Eigentlich wollte die Eurogruppe bei ihrer fünften Krisensitzung innerhalb von neun Tagen über eine Verlängerung des Hilfsprogramms entscheiden – im Gespräch waren fünf Monate. Dafür gibt es nun keine Basis mehr, zumal Athen in der Nacht Expertenverhandlungen mit den Geldgebern abbrach und deren Angebot zurückwies. Eurogruppenchef Jeroen Dijsselbloem ist kategorisch. Der Rettungsplan, in dem noch Milliardenhilfen für Athen bereitstehen, wird nicht verlängert, er wird am Dienstag 24.00 Uhr auslaufen.

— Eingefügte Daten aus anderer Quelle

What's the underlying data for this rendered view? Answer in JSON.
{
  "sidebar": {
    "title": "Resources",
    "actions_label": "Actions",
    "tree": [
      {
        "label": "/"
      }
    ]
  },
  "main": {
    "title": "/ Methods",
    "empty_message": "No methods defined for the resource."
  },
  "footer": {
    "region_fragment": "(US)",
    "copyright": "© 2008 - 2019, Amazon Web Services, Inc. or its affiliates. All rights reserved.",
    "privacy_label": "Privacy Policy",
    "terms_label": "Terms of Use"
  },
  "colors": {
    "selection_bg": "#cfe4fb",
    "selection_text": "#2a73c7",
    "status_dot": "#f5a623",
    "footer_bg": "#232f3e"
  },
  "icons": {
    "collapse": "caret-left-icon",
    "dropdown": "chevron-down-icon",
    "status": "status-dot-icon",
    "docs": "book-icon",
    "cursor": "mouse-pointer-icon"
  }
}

Noch beim EU-Gipfel am Freitag war die Stimmung mit Blick auf Griechenland zwar nicht überschwänglich, aber immer noch von Zuversicht geprägt. Italiens Regierungschef Matteo Renzi erwartete eine rasche Einigung auf das griechische Sparpaket – dies war die Voraussetzung für das Auszahlen weiterer Milliardenhilfen.

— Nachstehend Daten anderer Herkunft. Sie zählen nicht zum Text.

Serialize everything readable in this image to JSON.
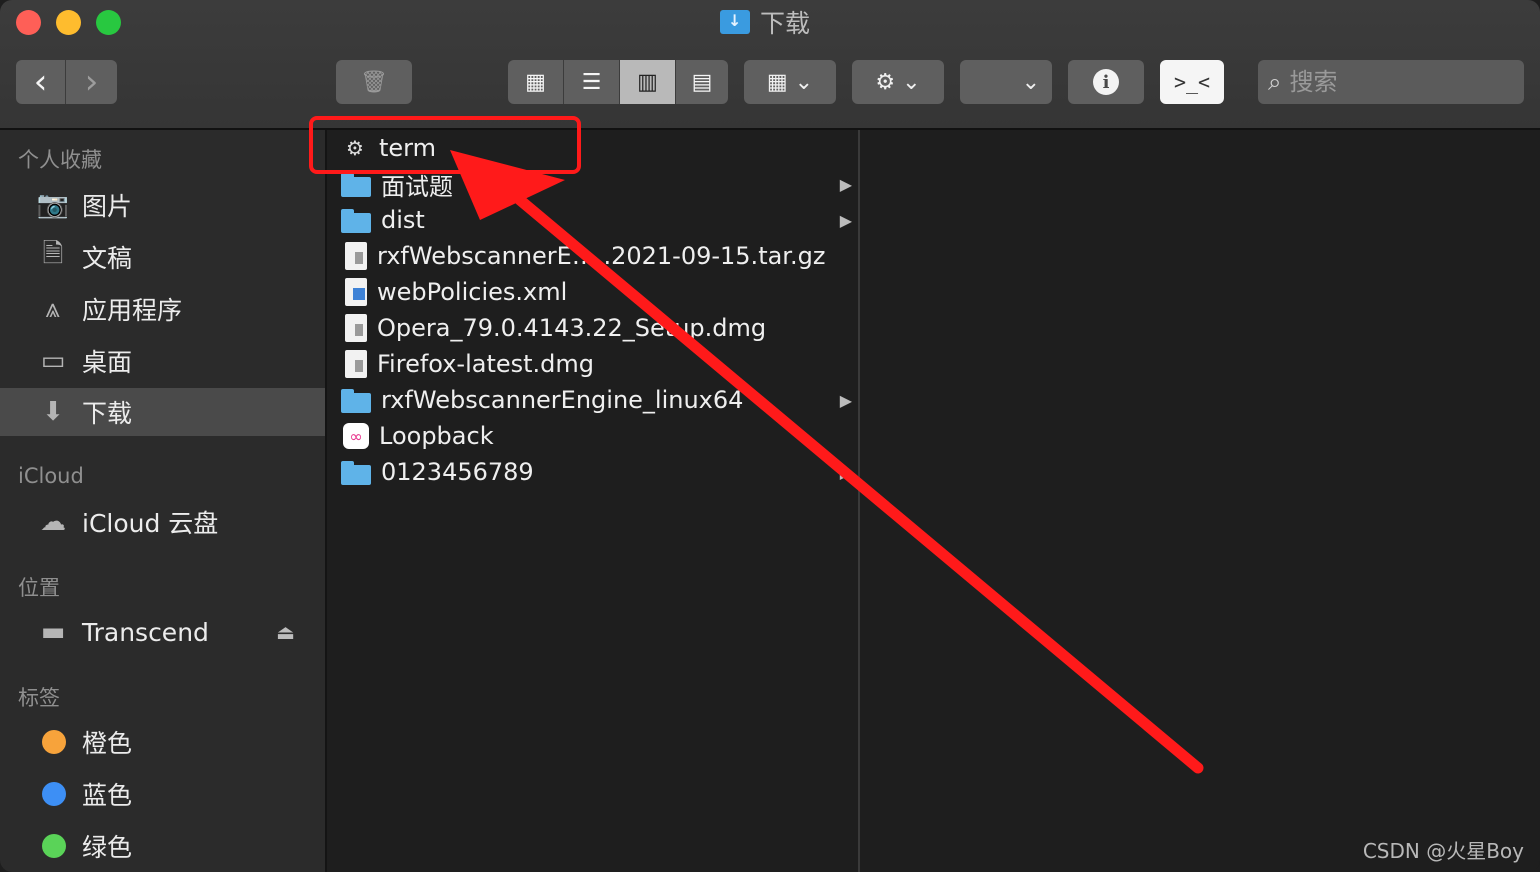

Was passiert nun? Viele Fragezeichen bleiben. Topvertreter der Europäischen Zentralbank (EZB), die dafür sorgt, dass griechische Banken mit sogenannten ELA-Notkrediten über Wasser gehalten werden, wollen dem Vernehmen nach an diesem Sonntag beraten.

Am Montag könnte es laut Diplomaten einen richtigen Ansturm auf griechische Geldhäuser geben. „Kapitalverkehrskontrollen oder ein „Bankfeiertag“ sind Angelegenheiten für Griechenland“, resümiert ein Diplomat.

„Wir kommen in völlig unbekannte Gewässer“, meint der irische Ressortchef Michael Noonan. Schon am Dienstag steht eine Rückzahlung von rund 1,6 Milliarden Euro an den Internationalen Währungsfonds (IWF) an. IWF-Chefin Christine Lagarde hatte bereits unmissverständlich deutlich gemacht, dass ein Aufschub nicht gewährt wird, zumal es sich schon um eine gebündelte Summe für die gesamten Juni-Verpflichtungen handelt.

Falls das Geld nicht fließt, ist Athen gegenüber dem Weltwährungsfonds in Verzug. Das bedeutet laut Experten noch nicht die Staatspleite – aber man wisse nicht, wie sich andere Gläubiger verhalten werden.

Die Euro-Minister können zwar Varoufakis ausschließen – Griechenland kann aber nicht aus der Eurozone geworfen werden, dann dafür gibt es keine vertragliche Grundlage. Was sich ereignet, falls Athen diesen Schritt selbst ins Spiel bringen sollte, wissen selbst Fachleute nicht. „Dafür gibt es weder Regeln noch einen Musterfall“, lautet die Standardantwort.

„Die Griechen sollen am 5. Juli über ein Angebot abstimmen, das es nicht mehr gibt – das ist völlig absurd“, bilanziert ein Diplomat mit hoffnungsloser Miene. Die Verlängerungsoption werde es von Dienstag 24.00 Uhr an nicht mehr geben, deshalb müsse sich die griechische Regierung Gedanken machen, ob das Referendum überhaupt noch Sinn mache.

Seit fünf Monaten ist die Regierung von Premier Alexis Tsipras an der Macht. Die Vertrauensbasis mit Brüssel ist inzwischen zerstört. Da die griechische Regierung das Sparpaket so negativ sehe, gebe es wenig Hoffnung, dass sie dieses nach einem „Ja“ der Bürger „in einer richtigen und gewissenhaften Weise umsetzt“, meint der sonst so beherrschte Niederländer Dijsselbloem.